Lord Davies has produced his review of “Women on boards” (the Review).  The Review is the result of the Government’s invitation to Lord Davies to identify the barriers preventing more women reaching the boardroom and to make recommendations regarding what government and business could do to increase the proportion of women on corporate boards.  The Review, which concentrates on listed companies, can be read here.

Lord Davies makes 10 recommendations, a summary of which can be at pages 4 and 5 of the Review.  The recommendations on targets and on disclosure are most relevant from a corporate law perspective.

Recommendations:  Target for FTSE 100 companies, stated aims for all FTSE 350 companies

The Review does not recommend the imposition of fixed quotas to increase the number of women on boards.  Instead, it gives this target for FTSE 100 companies:

  • FTSE 100 boards should aim for a minimum of 25% female representation by 2015.  (In 2010, the figure was 12.5%.)

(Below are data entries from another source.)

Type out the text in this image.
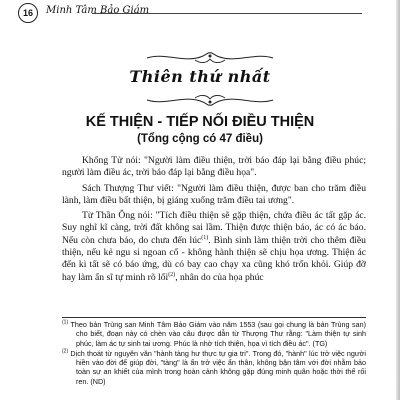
16	Minh Tâm Bảo Giám
Thiên thứ nhất
KẾ THIỆN - TIẾP NỐI ĐIỀU THIỆN
(Tổng cộng có 47 điều)

Khổng Tử nói: "Người làm điều thiện, trời báo đáp lại bằng điều phúc; người làm điều ác, trời báo đáp lại bằng điều họa".

Sách Thượng Thư viết: "Người làm điều thiện, được ban cho trăm điều lành, làm điều bất thiện, bị giáng xuống trăm điều tai ương".

Từ Thần Ông nói: "Tích điều thiện sẽ gặp thiện, chứa điều ác tất gặp ác. Suy nghĩ kĩ càng, trời đất không sai lầm. Thiện được thiện báo, ác có ác báo. Nếu còn chưa báo, do chưa đến lúc$^{(1)}$. Bình sinh làm thiện trời cho thêm điều thiện, nếu kẻ ngu si ngoan cố - không hành thiện sẽ chịu họa ương. Thiện ác đến kì tất sẽ có báo ứng, dù có bay cao chạy xa cũng khó trốn khỏi. Giúp đỡ hay làm ẩn sĩ tự minh rõ lối$^{(2)}$, nhân do của họa phúc

$^{(1)}$ Theo bản Trùng san Minh Tâm Bảo Giám vào năm 1553 (sau gọi chung là bản Trùng san) cho biết, đoạn này có chèn vào câu được dẫn từ Thượng Thư rằng: "Làm thiện tự sinh phúc, làm ác tự sinh tai ương. Phúc là nhờ tích thiện, họa vì tích điều ác". (TG)

$^{(2)}$ Dịch thoát từ nguyên văn "hành tàng hư thực tự gia tri". Trong đó, "hành" lúc trở việc người hiền vào đời để giúp đời, "tàng" là ẩn trở việc ẩn thân, không bận tâm với đời nhằm bảo toàn sự an khiết của mình trong hoàn cảnh không gặp đúng minh quân hoặc thời thế rối ren. (ND)
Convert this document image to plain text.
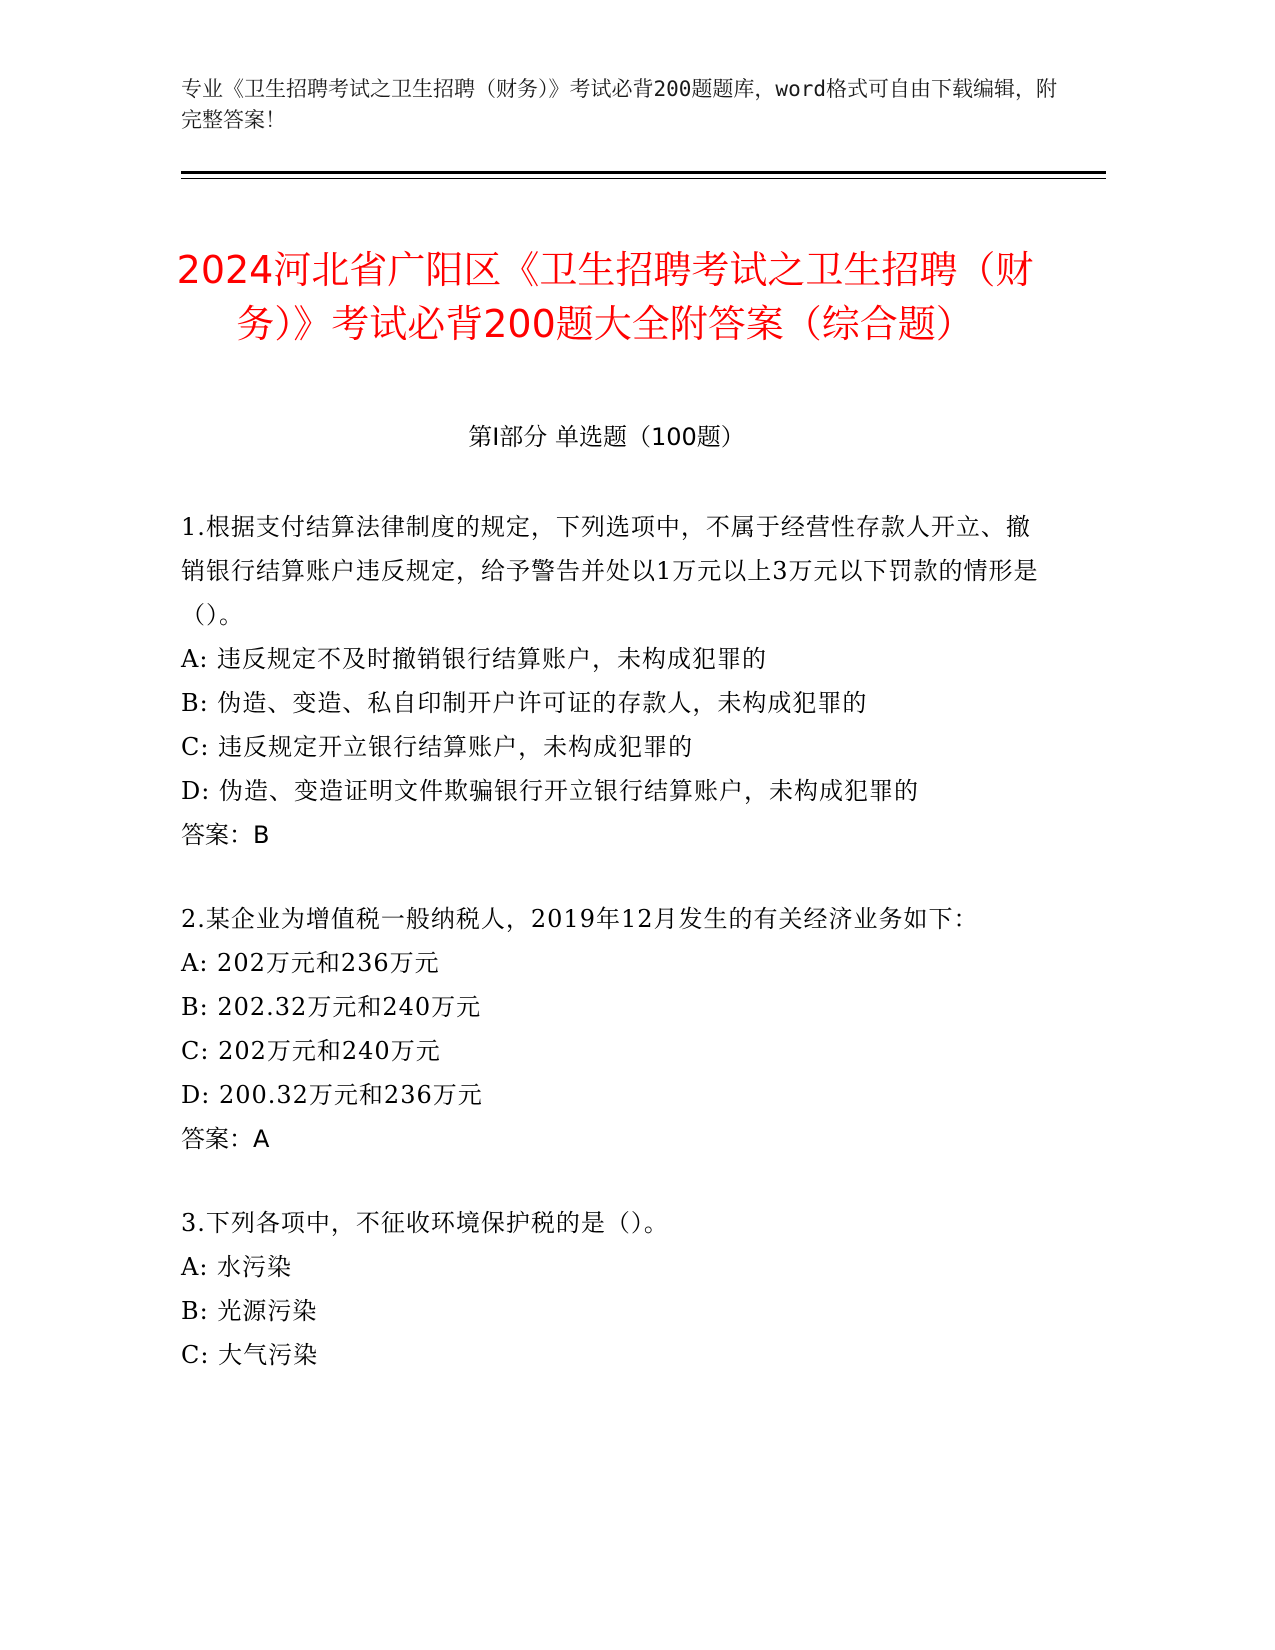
专业《卫生招聘考试之卫生招聘（财务）》考试必背200题题库，word格式可自由下载编辑，附完整答案！
2024河北省广阳区《卫生招聘考试之卫生招聘（财务）》考试必背200题大全附答案（综合题）
第I部分 单选题（100题）
1.根据支付结算法律制度的规定，下列选项中，不属于经营性存款人开立、撤销银行结算账户违反规定，给予警告并处以1万元以上3万元以下罚款的情形是（）。
A: 违反规定不及时撤销银行结算账户，未构成犯罪的
B: 伪造、变造、私自印制开户许可证的存款人，未构成犯罪的
C: 违反规定开立银行结算账户，未构成犯罪的
D: 伪造、变造证明文件欺骗银行开立银行结算账户，未构成犯罪的
答案：B
2.某企业为增值税一般纳税人，2019年12月发生的有关经济业务如下：
A: 202万元和236万元
B: 202.32万元和240万元
C: 202万元和240万元
D: 200.32万元和236万元
答案：A
3.下列各项中，不征收环境保护税的是（）。
A: 水污染
B: 光源污染
C: 大气污染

The chairmen of FTSE 350 companies should set out the percentage of women they aim to have on their boards in 2013 and 2015.  These “aspirational goals” should be announced by September 2011.

The Review expects all chief executives (of FTSE 350 companies) to review the percentage of women they aim to have on their executives committees in 2013 and 2015.

Recommendations:  Disclosure

The recommendations place a particular emphasis on the use of disclosure:

  1. Quoted companies should be required to disclose each year the proportion of women on the board, women in “senior executive” positions and female employees in the whole organisation.  Presumably this disclosure will be made in the annual report.
  2. The Financial Reporting Council (the FRC) should amend the UK Corporate Governance Code to require listed companies to establish ”a policy concerning boardroom diversity, including measurable objectives for implementing the policy, and disclose annually a summary of the policy and the progress made in achieving the objectives”.
  3. Companies should report on all the above matters in their 2012 “Corporate Governance Statement”, whether or not the underlying regulatory changes are in place.
  4. The section of the annual report which describes the work of the nomination committee should “disclose meaningful information about the company’s appointment process…including a description of the search and nomination process”.

Reaction

The FRC will be consulting on the Review’s recommendation at 2. above.  The Government’s welcome of the Review, and various comment from the FRC, the Equality and Human Rights Commission and the 30% Club, can be read here.

Update 11 October 2011: The FRC has now consulted on these recommendations and has confirmed its changes to the UK Corporate Governance Code and stated that companies should apply and report on the changes with immediate effect – see this post.